60 Minute Review* of…
Master of Orion 3
Tom's review: One of the most immediate facts about
Master of Orion 3 is that, no matter where you turn, you'll run
smack dab into a nearly impenetrable wall of numbers. Contrast this
with SimTex's first two Master of Orion titles, affectionately dubbed
MOO1 and MOO2. They relied on Sid Meier's Civilization model, in
which icons were used to represent discrete and easy-to-understand
units. One population point eats one grain bushel. Learning the
wheel costs one hundred test tubes. Building the Great Pyramids
takes one thousand of whatever those industry icons were supposed
to be. The first two Master of Orion games used these sorts of immediately
recognizable symbols, lined up neatly against backdrops of the planets
that were creating them. It had personality and clarity.
Now comes MOO3. The following scenario features Real Numbers from
the Actual Game: you harvest 970 minerals from seven dominant economic
areas, of which 585 are used by the planet's 4,643 industry points
to somehow create 3,778 production points. These production points
are then used for the pair of production queues two screens deeper
into the game at a rate according to a color-coded ratio of return,
with a pollution penalty automatically figured in, not to mention
the additional money, which is entirely separate from production
points, that can be automatically allocated to these production
queues from the different grants on the imperial economic adjustments
panel four screen away where your imperial taxes are divvied up,
as opposed to each planet's individual taxes, which are drawn from
its gross domestic production, which is where I lost track of what
was going on and officially have no idea how or even if this relates
to my planet's production points, because I've long since lost interest
in trying to figure out how the economy of MOO3 works. Not to worry.
Your planetary viceroy takes care of all this.
From the manual: "Your planetary viceroy handles
some construction tasks without informing you of the details."
And by 'some construction tasks', it means 'all construction tasks'.

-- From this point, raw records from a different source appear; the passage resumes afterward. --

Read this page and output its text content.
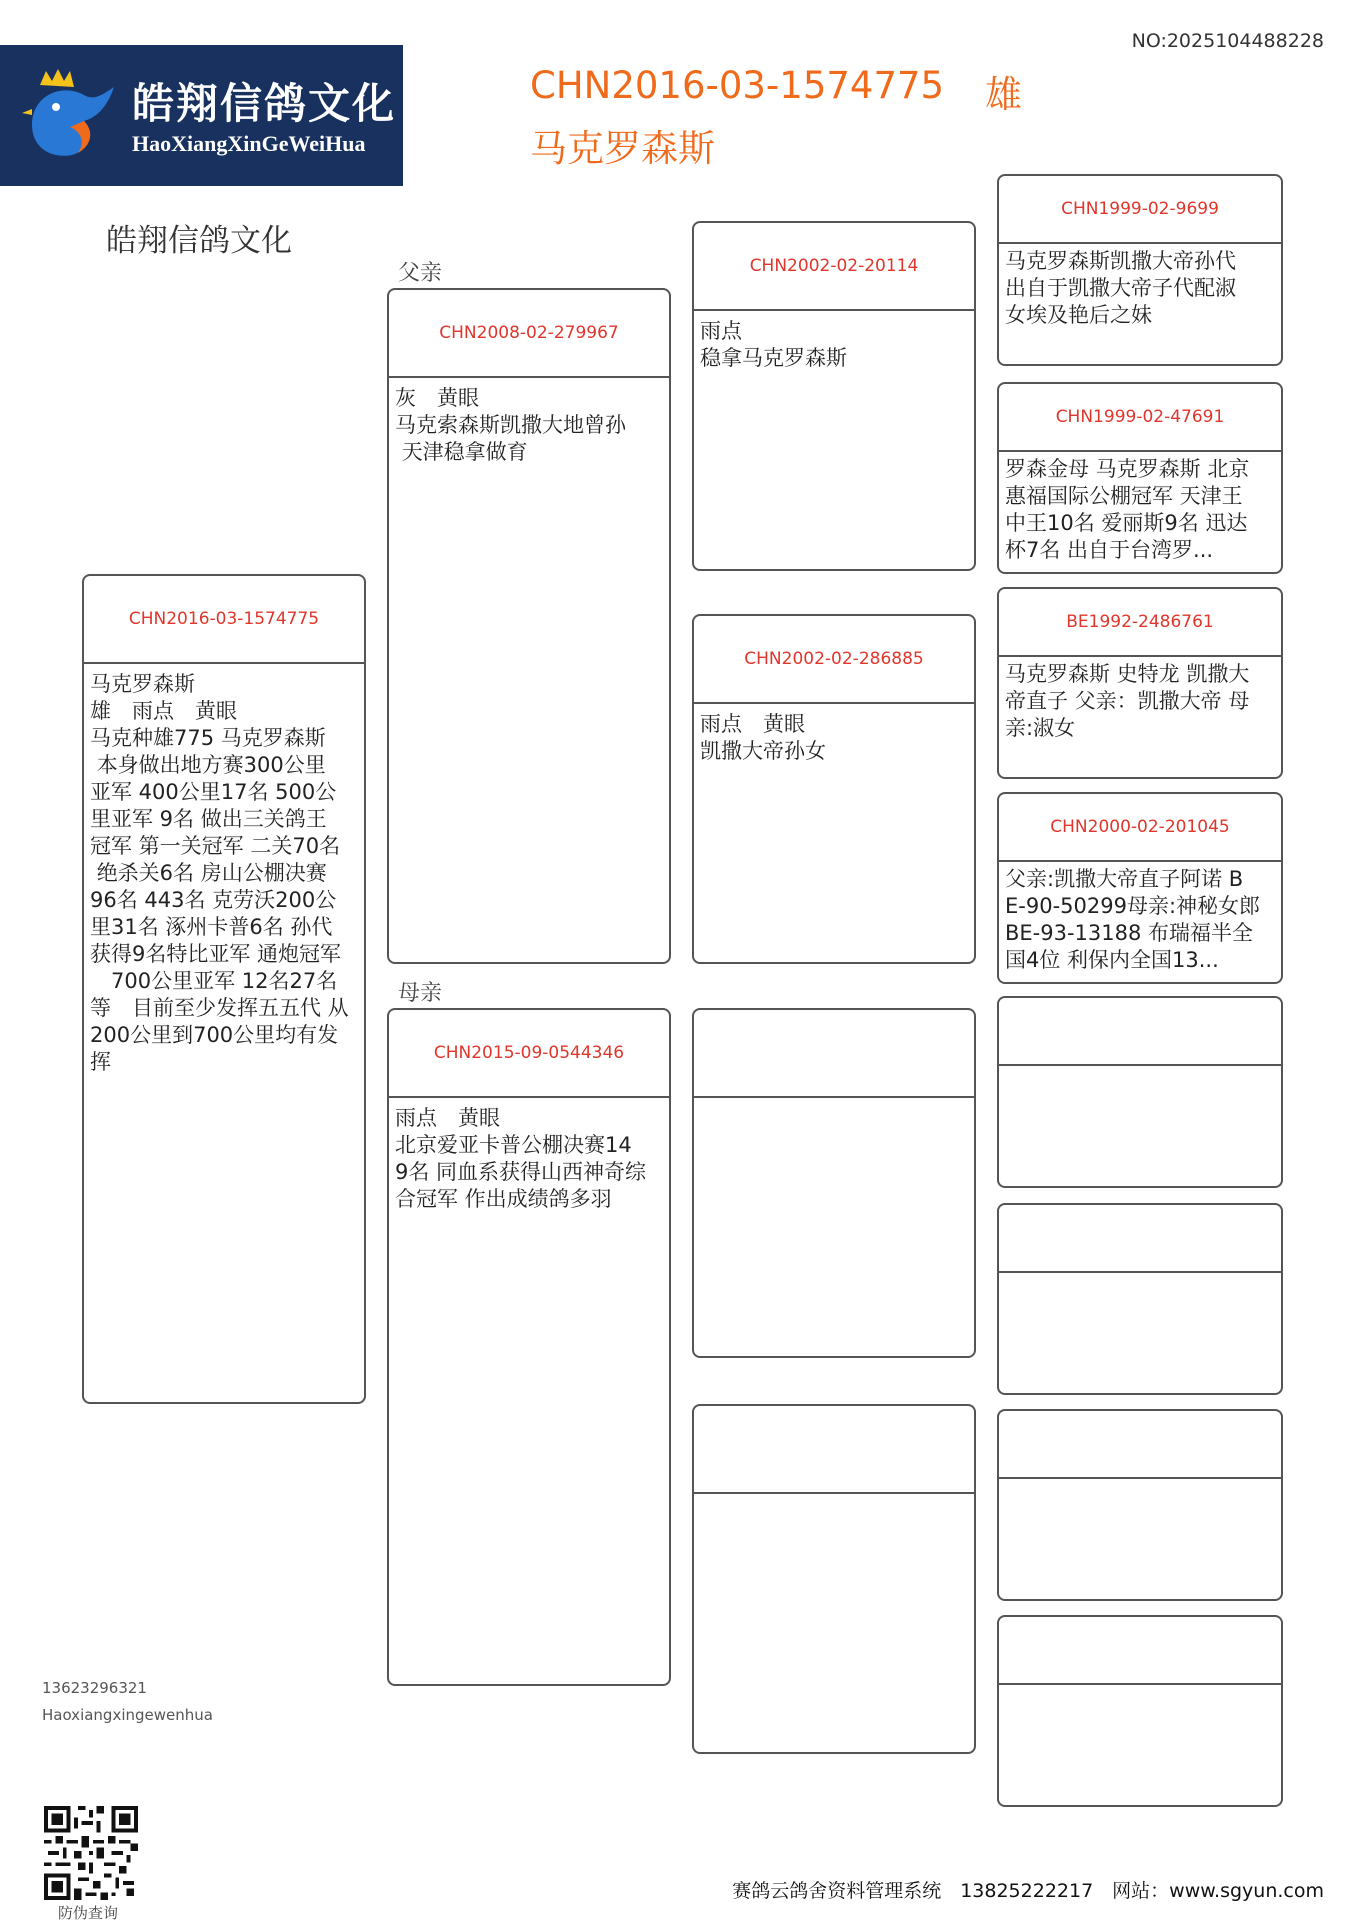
NO:2025104488228
皓翔信鸽文化
HaoXiangXinGeWeiHua
CHN2016-03-1574775 雄
马克罗森斯
皓翔信鸽文化
父亲
母亲
CHN2016-03-1574775
马克罗森斯
雄　雨点　黄眼
马克种雄775 马克罗森斯
本身做出地方赛300公里
亚军 400公里17名 500公
里亚军 9名 做出三关鸽王
冠军 第一关冠军 二关70名
绝杀关6名 房山公棚决赛
96名 443名 克劳沃200公
里31名 涿州卡普6名 孙代
获得9名特比亚军 通炮冠军
　700公里亚军 12名27名
等　目前至少发挥五五代 从
200公里到700公里均有发
挥
CHN2008-02-279967
灰　黄眼
马克索森斯凯撒大地曾孙
天津稳拿做育
CHN2015-09-0544346
雨点　黄眼
北京爱亚卡普公棚决赛14
9名 同血系获得山西神奇综
合冠军 作出成绩鸽多羽
CHN2002-02-20114
雨点
稳拿马克罗森斯
CHN2002-02-286885
雨点　黄眼
凯撒大帝孙女
CHN1999-02-9699
马克罗森斯凯撒大帝孙代
出自于凯撒大帝子代配淑
女埃及艳后之妹
CHN1999-02-47691
罗森金母 马克罗森斯 北京
惠福国际公棚冠军 天津王
中王10名 爱丽斯9名 迅达
杯7名 出自于台湾罗...
BE1992-2486761
马克罗森斯 史特龙 凯撒大
帝直子 父亲：凯撒大帝 母
亲:淑女
CHN2000-02-201045
父亲:凯撒大帝直子阿诺 B
E-90-50299母亲:神秘女郎
BE-93-13188 布瑞福半全
国4位 利保内全国13...
13623296321
Haoxiangxingewenhua
防伪查询
赛鸽云鸽舍资料管理系统　13825222217　网站：www.sgyun.com
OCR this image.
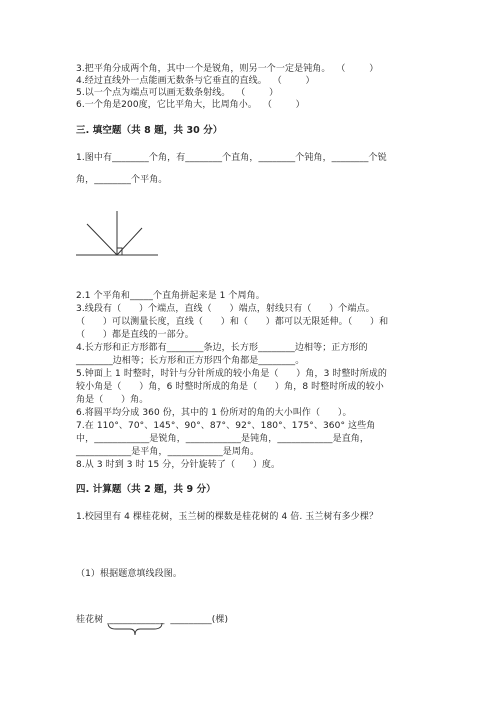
3.把平角分成两个角，其中一个是锐角，则另一个一定是钝角。  （        ）
4.经过直线外一点能画无数条与它垂直的直线。  （        ）
5.以一个点为端点可以画无数条射线。  （        ）
6.一个角是200度，它比平角大，比周角小。  （        ）
三. 填空题（共 8 题，共 30 分）
1.图中有________个角，有________个直角，________个钝角，________个锐
角，________个平角。
2.1 个平角和_____个直角拼起来是 1 个周角。
3.线段有（      ）个端点，直线（      ）端点，射线只有（      ）个端点。
（      ）可以测量长度，直线（      ）和（      ）都可以无限延伸。（      ）和
（      ）都是直线的一部分。
4.长方形和正方形都有________条边，长方形________边相等；正方形的
________边相等；长方形和正方形四个角都是________。
5.钟面上 1 时整时，时针与分针所成的较小角是（      ）角，3 时整时所成的
较小角是（      ）角，6 时整时所成的角是（      ）角，8 时整时所成的较小
角是（      ）角。
6.将圆平均分成 360 份，其中的 1 份所对的角的大小叫作（      ）。
7.在 110°、70°、145°、90°、87°、92°、180°、175°、360° 这些角
中，____________是锐角，____________是钝角，____________是直角，
____________是平角，____________是周角。
8.从 3 时到 3 时 15 分，分针旋转了（      ）度。
四. 计算题（共 2 题，共 9 分）
1.校园里有 4 棵桂花树，玉兰树的棵数是桂花树的 4 倍. 玉兰树有多少棵？
（1）根据题意填线段图。
桂花树  ____________  _________(棵)
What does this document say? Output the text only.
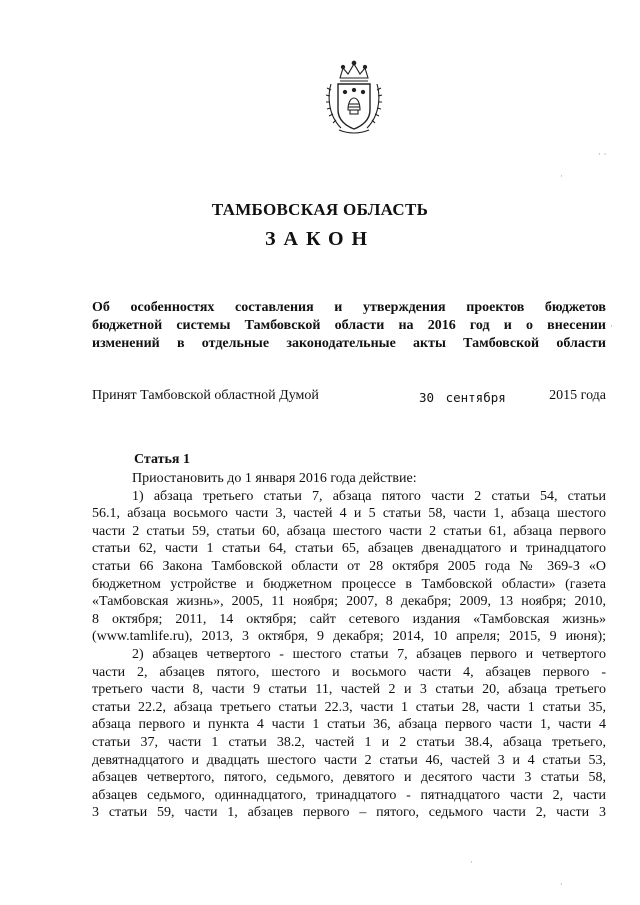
ТАМБОВСКАЯ ОБЛАСТЬ
ЗАКОН
Об особенностях составления и утверждения проектов бюджетов
бюджетной системы Тамбовской области на 2016 год и о внесении
изменений в отдельные законодательные акты Тамбовской области
Принят Тамбовской областной Думой	30 сентября	2015 года
Статья 1
Приостановить до 1 января 2016 года действие:
1) абзаца третьего статьи 7, абзаца пятого части 2 статьи 54, статьи
56.1, абзаца восьмого части 3, частей 4 и 5 статьи 58, части 1, абзаца шестого
части 2 статьи 59, статьи 60, абзаца шестого части 2 статьи 61, абзаца первого
статьи 62, части 1 статьи 64, статьи 65, абзацев двенадцатого и тринадцатого
статьи 66 Закона Тамбовской области от 28 октября 2005 года № 369-З «О
бюджетном устройстве и бюджетном процессе в Тамбовской области» (газета
«Тамбовская жизнь», 2005, 11 ноября; 2007, 8 декабря; 2009, 13 ноября; 2010,
8 октября; 2011, 14 октября; сайт сетевого издания «Тамбовская жизнь»
(www.tamlife.ru), 2013, 3 октября, 9 декабря; 2014, 10 апреля; 2015, 9 июня);
2) абзацев четвертого - шестого статьи 7, абзацев первого и четвертого
части 2, абзацев пятого, шестого и восьмого части 4, абзацев первого -
третьего части 8, части 9 статьи 11, частей 2 и 3 статьи 20, абзаца третьего
статьи 22.2, абзаца третьего статьи 22.3, части 1 статьи 28, части 1 статьи 35,
абзаца первого и пункта 4 части 1 статьи 36, абзаца первого части 1, части 4
статьи 37, части 1 статьи 38.2, частей 1 и 2 статьи 38.4, абзаца третьего,
девятнадцатого и двадцать шестого части 2 статьи 46, частей 3 и 4 статьи 53,
абзацев четвертого, пятого, седьмого, девятого и десятого части 3 статьи 58,
абзацев седьмого, одиннадцатого, тринадцатого - пятнадцатого части 2, части
3 статьи 59, части 1, абзацев первого – пятого, седьмого части 2, части 3
· ·
·
·
·
·
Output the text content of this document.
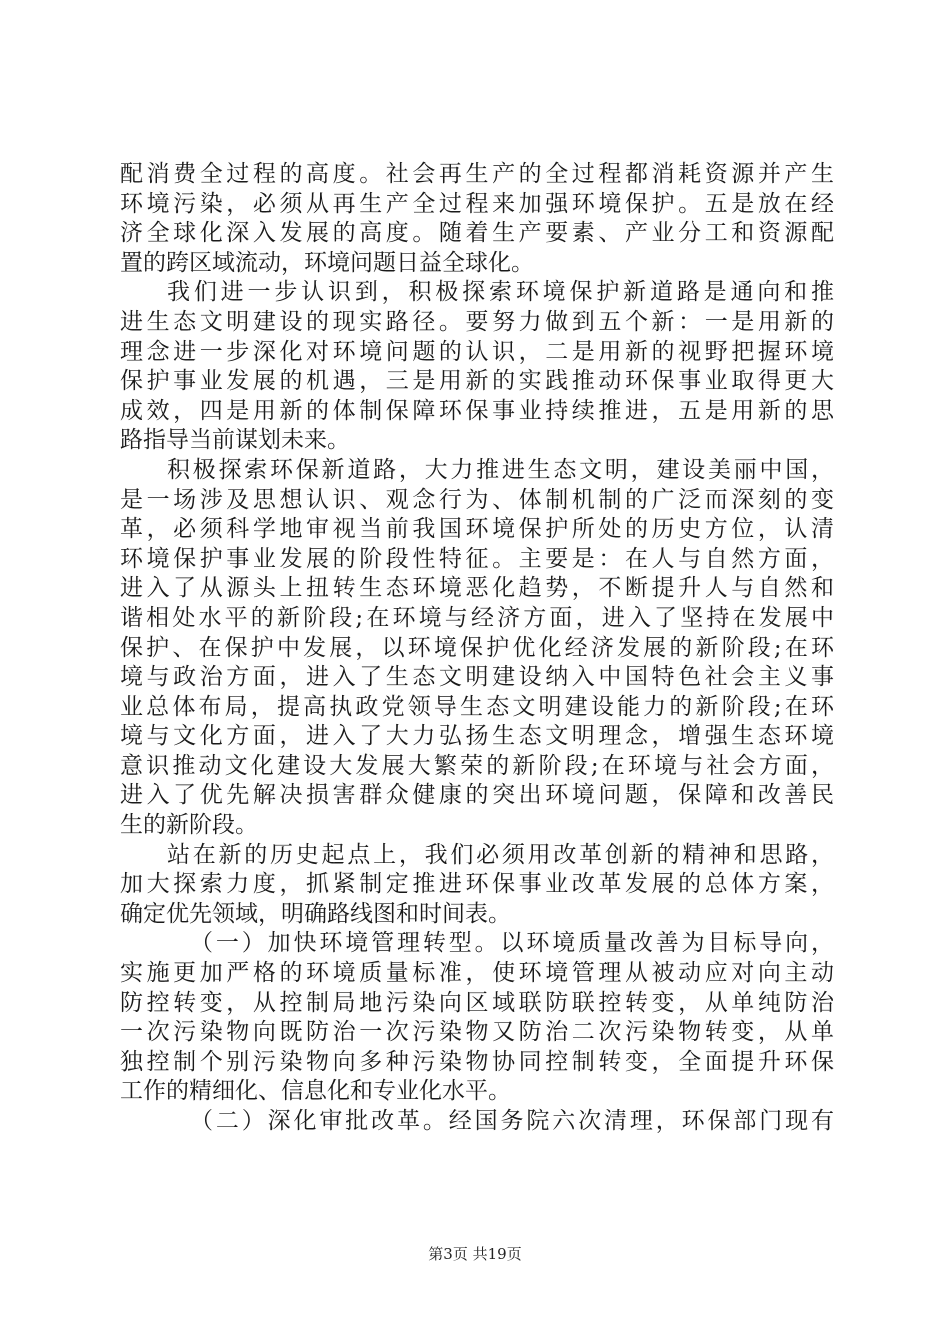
配消费全过程的高度。社会再生产的全过程都消耗资源并产生
环境污染，必须从再生产全过程来加强环境保护。五是放在经
济全球化深入发展的高度。随着生产要素、产业分工和资源配
置的跨区域流动，环境问题日益全球化。
我们进一步认识到，积极探索环境保护新道路是通向和推
进生态文明建设的现实路径。要努力做到五个新：一是用新的
理念进一步深化对环境问题的认识，二是用新的视野把握环境
保护事业发展的机遇，三是用新的实践推动环保事业取得更大
成效，四是用新的体制保障环保事业持续推进，五是用新的思
路指导当前谋划未来。
积极探索环保新道路，大力推进生态文明，建设美丽中国，
是一场涉及思想认识、观念行为、体制机制的广泛而深刻的变
革，必须科学地审视当前我国环境保护所处的历史方位，认清
环境保护事业发展的阶段性特征。主要是：在人与自然方面，
进入了从源头上扭转生态环境恶化趋势，不断提升人与自然和
谐相处水平的新阶段;在环境与经济方面，进入了坚持在发展中
保护、在保护中发展，以环境保护优化经济发展的新阶段;在环
境与政治方面，进入了生态文明建设纳入中国特色社会主义事
业总体布局，提高执政党领导生态文明建设能力的新阶段;在环
境与文化方面，进入了大力弘扬生态文明理念，增强生态环境
意识推动文化建设大发展大繁荣的新阶段;在环境与社会方面，
进入了优先解决损害群众健康的突出环境问题，保障和改善民
生的新阶段。
站在新的历史起点上，我们必须用改革创新的精神和思路，
加大探索力度，抓紧制定推进环保事业改革发展的总体方案，
确定优先领域，明确路线图和时间表。
（一）加快环境管理转型。以环境质量改善为目标导向，
实施更加严格的环境质量标准，使环境管理从被动应对向主动
防控转变，从控制局地污染向区域联防联控转变，从单纯防治
一次污染物向既防治一次污染物又防治二次污染物转变，从单
独控制个别污染物向多种污染物协同控制转变，全面提升环保
工作的精细化、信息化和专业化水平。
（二）深化审批改革。经国务院六次清理，环保部门现有
第3页 共19页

You see that little 'Planet econ AI' checkbox? Don't think your
viceroy will be deterred if you disable it with some silly notion
of running the planet's economy yourself. He'll continue to build
stuff on the planet however he sees fit, sometimes even overriding
your choices. He will let you wade four screens deep into the production
queue, which he'll kindly leave empty. Otherwise, your participation
is the viceroy's way of humoring you. Your viceroy doesn't really
need you bugging him. As far as he's concerned, your job is to hit
the 'turn' button so the computer can get down to crunching all
these numbers.
Continued
* Note: "60 Minute Review"
is a riff on the title of Quarter to Three's short review format,
which we called 60 Second Reviews. It is not a measure of how long
I've played the game! I've completed three games on medium difficulty,
each lasting well past 300 turns, and I've played into about a dozen
more for varying amounts of time and at different difficulty settings.